At least the producers of this A&E series manage to hold back the temptation of saying "they see dead people." But, like the fictional "The Sixth Sense," the children profiled on the series have psychic abilities and see or communicate with spirits.
Although the producers use editing techniques and special effects borrowed from horror movies to heighten the drama, there's little need. Essentially the series wrestles with the problem of whether or not these young people actually are seeing ghosts or are they just angling for some attention.
The other issue is whether or not these kids enjoy or appreciate this gift or if they find it frightening or painful. Most of the time, they don't and it's gratifying to see them receive some help.
The show uses Columbia University Associate Professor and Clinical Psychologist Dr. Lisa Miller as the host with psychic Chip Coffey as her sidekick. Although the show amps up the spooky element whenever it can, the two hosts clearly take their role seriously they try to help the children and their families.

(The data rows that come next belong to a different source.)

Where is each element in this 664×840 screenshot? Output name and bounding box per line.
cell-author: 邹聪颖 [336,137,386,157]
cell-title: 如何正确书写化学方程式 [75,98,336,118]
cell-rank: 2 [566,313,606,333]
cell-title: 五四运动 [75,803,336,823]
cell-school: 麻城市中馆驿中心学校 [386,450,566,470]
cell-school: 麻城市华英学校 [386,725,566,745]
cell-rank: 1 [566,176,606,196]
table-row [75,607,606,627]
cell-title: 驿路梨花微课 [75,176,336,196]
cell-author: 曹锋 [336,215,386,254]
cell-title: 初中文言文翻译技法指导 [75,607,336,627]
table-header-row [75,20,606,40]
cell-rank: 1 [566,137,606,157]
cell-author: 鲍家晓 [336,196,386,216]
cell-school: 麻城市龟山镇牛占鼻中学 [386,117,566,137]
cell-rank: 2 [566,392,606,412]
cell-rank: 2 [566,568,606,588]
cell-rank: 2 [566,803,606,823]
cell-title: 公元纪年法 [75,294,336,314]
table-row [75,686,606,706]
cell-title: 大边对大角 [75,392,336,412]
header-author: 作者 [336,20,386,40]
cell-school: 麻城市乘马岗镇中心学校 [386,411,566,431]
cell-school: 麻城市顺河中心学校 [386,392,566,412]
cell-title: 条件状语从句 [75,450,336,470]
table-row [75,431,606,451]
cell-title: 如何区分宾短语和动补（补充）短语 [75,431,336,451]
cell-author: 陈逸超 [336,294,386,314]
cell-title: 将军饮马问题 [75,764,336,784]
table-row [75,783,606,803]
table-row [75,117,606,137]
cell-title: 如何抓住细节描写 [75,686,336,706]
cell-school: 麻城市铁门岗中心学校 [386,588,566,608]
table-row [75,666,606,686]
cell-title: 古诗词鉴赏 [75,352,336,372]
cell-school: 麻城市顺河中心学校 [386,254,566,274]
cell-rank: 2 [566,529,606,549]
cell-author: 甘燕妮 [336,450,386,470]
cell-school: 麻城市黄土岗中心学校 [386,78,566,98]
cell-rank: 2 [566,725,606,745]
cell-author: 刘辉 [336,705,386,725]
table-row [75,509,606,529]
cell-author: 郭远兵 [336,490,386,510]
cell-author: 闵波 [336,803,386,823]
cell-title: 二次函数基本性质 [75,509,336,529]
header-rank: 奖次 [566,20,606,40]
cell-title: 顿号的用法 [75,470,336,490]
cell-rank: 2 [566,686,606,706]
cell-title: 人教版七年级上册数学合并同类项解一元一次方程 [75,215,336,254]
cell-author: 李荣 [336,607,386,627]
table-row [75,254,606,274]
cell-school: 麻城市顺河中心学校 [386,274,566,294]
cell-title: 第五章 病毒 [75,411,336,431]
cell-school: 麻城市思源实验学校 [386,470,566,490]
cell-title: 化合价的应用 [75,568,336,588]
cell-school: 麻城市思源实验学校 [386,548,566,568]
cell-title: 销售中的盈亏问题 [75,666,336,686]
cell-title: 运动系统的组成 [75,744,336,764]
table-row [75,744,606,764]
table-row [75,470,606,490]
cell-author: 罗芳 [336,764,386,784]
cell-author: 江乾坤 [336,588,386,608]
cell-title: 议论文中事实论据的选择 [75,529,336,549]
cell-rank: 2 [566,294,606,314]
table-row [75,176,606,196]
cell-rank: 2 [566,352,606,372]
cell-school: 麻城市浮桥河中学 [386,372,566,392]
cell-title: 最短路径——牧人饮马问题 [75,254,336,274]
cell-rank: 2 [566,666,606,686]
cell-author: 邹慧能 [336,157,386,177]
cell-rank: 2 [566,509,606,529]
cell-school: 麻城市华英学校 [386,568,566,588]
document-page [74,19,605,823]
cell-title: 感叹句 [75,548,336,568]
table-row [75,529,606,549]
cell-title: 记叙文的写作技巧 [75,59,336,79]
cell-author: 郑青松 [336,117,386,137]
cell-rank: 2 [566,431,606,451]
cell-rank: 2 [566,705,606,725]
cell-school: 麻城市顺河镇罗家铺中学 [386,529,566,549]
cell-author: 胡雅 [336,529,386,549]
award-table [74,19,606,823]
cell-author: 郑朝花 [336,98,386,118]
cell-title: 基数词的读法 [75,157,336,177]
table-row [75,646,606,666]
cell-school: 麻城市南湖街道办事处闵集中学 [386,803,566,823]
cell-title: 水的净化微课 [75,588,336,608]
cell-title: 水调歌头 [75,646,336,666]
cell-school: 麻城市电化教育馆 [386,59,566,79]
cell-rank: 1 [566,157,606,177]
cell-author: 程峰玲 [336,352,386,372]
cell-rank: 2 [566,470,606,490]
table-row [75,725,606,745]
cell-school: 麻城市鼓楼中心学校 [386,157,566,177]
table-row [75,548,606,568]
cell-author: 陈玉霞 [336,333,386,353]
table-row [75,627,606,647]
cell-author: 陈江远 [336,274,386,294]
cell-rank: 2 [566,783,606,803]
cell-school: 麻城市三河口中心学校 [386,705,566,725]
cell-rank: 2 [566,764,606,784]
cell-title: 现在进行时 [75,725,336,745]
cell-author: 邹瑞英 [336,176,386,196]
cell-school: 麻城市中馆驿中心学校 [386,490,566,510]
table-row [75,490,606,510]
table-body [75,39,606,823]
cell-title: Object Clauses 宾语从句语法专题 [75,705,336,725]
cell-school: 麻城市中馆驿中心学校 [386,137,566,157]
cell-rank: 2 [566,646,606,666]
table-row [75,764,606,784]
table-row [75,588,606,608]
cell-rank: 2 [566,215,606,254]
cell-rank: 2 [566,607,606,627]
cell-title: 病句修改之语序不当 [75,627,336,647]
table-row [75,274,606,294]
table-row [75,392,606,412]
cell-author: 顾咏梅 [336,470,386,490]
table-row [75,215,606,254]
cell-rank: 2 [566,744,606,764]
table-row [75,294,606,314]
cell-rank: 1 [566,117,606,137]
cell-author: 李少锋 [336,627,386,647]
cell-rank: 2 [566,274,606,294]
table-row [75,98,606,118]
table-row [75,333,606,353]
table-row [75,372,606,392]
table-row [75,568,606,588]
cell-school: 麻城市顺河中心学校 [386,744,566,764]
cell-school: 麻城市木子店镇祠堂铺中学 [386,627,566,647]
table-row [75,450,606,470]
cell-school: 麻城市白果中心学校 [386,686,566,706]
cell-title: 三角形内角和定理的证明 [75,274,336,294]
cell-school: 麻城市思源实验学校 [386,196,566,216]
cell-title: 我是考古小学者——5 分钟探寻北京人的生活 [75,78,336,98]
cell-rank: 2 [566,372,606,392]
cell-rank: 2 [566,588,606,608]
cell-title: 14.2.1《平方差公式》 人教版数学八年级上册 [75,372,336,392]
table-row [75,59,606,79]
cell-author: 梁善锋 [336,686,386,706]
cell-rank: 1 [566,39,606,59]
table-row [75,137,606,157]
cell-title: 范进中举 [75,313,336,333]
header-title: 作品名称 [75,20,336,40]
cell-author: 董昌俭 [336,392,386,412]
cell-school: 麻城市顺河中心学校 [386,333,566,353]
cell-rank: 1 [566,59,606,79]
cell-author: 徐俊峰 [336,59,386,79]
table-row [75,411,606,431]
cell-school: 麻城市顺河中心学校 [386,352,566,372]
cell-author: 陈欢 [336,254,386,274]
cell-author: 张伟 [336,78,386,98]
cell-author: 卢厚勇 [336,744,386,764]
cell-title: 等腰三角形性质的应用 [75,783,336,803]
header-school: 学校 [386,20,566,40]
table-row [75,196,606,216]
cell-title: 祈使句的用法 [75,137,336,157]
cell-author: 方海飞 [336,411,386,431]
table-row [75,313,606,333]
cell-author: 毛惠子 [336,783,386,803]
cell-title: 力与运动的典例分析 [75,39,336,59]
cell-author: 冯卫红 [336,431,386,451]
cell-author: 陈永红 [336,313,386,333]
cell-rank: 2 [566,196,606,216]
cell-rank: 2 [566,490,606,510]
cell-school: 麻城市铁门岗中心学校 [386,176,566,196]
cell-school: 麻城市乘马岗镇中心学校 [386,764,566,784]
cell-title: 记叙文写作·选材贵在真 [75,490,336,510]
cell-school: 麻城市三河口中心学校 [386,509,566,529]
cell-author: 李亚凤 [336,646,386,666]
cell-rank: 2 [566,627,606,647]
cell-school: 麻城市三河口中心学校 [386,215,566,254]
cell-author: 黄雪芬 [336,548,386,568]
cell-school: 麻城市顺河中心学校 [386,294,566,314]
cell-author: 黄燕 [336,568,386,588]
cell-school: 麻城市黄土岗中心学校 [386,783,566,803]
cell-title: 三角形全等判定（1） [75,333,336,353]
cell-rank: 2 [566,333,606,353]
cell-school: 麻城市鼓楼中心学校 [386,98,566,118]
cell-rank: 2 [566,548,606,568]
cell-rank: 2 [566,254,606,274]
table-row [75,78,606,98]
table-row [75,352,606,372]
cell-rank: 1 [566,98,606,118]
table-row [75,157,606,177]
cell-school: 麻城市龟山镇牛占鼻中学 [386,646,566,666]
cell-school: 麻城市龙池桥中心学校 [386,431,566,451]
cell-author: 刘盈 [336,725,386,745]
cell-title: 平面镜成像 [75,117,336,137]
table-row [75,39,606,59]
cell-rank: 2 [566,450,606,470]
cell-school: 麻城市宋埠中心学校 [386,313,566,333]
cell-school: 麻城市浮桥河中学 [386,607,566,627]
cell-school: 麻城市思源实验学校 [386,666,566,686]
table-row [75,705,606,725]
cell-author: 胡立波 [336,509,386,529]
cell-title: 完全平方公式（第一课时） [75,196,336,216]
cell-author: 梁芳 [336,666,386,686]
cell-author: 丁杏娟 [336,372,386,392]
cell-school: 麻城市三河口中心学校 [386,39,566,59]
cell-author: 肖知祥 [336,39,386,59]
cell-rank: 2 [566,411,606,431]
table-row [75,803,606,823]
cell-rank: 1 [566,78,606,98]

If you're interested in such subjects, this is pretty compelling viewing. However, if not, you'll probably find it hokey and boring.
Operation Valkyrie: The Stauffenberg Plot to Kill Hitler
Tom Cruise's movie based on the attempt by high ranking German army officers to murder Adolf Hitler and bring World War II to an early end will open this Christmas, but if you're interested in this fascinating chapter of 20th century history then I recommend finding this new two-disc DVD.
This documentary uses archival film footage, still photos and audio recordings, interviews with historians and live action and computer animated recreations to tell the story of how Claus von Stauffenberg, an aristocratic German officer, came to realize that he must aid the attempt to overthrow Hitler.
What I liked about the DVD was that it took its time to set up why Hitler rose to power and how Germans viewed his leadership. Providing this context gave the story its deserved dramatic weight.
Another aspect of the production that added more authenticity was an interview with the last surviving member of the conspiracy, filmed shortly before his death.
I wonder how Cruise and director Byron Singer will treat this material for their film, but I doubt it will be as impressive as this documentary.
The second disc has a lot of interesting features, including the home movies shot by Hitler's mistress Eva Braun and one of the other assassination attempts.
Popeye the Sailor: 1941-1943
The third installment of the on-going releases of classic Popeye cartoons features the final shorts made by the Fleischer Studios and shows how World War II affected the highly popular animated character. Popeye not only entered the Navy, but he actively fought the Axis.
The problem with some of these wartime cartoons is the vicious stereotypes used to portray enemies, making them problematic viewing today. While I've found that contemporary audiences love Popeye, these propaganda shorts require much discussion.
The set features 32 cartoon shorts and several solid documentaries including one on the last surviving animation director from the Fleischer Studio, the late Myron Waldman. I was privileged to call Waldman my friend and mentor for over 25 years and I'm heartened that his career received this kind of attention.
The two-disc set also has a good documentary on early animation from 1921 to 1930, which I recommend.
Even if this set didn't have all of these goodies, I would be endorsing it, as the Popeye shorts remain so entertaining. Although some people think the series was simply Popeye and Bluto -- later Brutus -- fighting over Olive Oyl, many of the shorts have nothing to do with such a fight and don't even feature Popeye having to take spinach.
This new DVD should be part of every serious animation library.